We were lucky with CPEC on the first attempt! We quickly verified the assembly by doing a PCR of the CPEC assembly with our standard sequencing primers which anneal to the pSB1C3 backbone, so we would expect it to PCR the insert which should be around 4 kb if it worked. We also transformed cells with the assembled construct and performed a colony PCR. The PCR products were run on an analytical agarose gel (Figure 1) and all of the bands corresponded to the expected sizes.
DNA was mini-prepped from colonies and sequenced by Eurofins. The sequences came back positive so we could move on and start characterizing the auxin construct.

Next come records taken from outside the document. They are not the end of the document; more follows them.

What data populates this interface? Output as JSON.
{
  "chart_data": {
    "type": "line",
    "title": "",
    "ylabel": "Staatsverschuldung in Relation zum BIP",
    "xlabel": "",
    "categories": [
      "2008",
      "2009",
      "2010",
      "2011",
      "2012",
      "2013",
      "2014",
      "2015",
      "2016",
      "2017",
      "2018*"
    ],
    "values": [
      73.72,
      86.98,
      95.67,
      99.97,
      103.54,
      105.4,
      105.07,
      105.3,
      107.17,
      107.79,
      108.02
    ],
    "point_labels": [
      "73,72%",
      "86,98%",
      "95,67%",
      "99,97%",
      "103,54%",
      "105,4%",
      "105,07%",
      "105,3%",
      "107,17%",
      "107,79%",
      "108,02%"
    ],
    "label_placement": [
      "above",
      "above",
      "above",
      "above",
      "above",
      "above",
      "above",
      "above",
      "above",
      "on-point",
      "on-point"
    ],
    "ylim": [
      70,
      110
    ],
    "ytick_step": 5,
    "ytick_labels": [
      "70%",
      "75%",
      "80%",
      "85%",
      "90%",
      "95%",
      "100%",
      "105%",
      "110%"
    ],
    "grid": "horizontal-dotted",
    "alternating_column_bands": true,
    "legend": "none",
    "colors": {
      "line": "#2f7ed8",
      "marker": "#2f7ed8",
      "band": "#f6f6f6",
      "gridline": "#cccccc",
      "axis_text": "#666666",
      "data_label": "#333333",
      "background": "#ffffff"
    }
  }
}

Fig. 1: The results of a colony PCR using cells transformed with the negative control assembly are shown above in the first wells. The last 2 wells show the positive control colony PCR of the same backbone vector used in the assembly but in plasmid form. This result shows that the DpnI digest of PCRd backbone vector 8 was not completely efficient as some complete plasmid remains, but this residual amount did not hinder assembly. Gel 2. The results of a colony PCR using cells transformed with the construct are shown above. Of the 18 colonies tested, 16 were succesfull. Gel 3. Lane 1 contains the CPEC assembled construct (~6 kb) and lane 2 contains the negative control CPEC assembly of backbone vector with no insert (~2 kb). Lane 3 contains the insert (~4 kb) of the CPEC assembled construct which was PCR'd out with standard BioBrick primers. Lane 4 contains the negative control PCR'd with the same primers, since the control contained no insert, no PCR product resulted.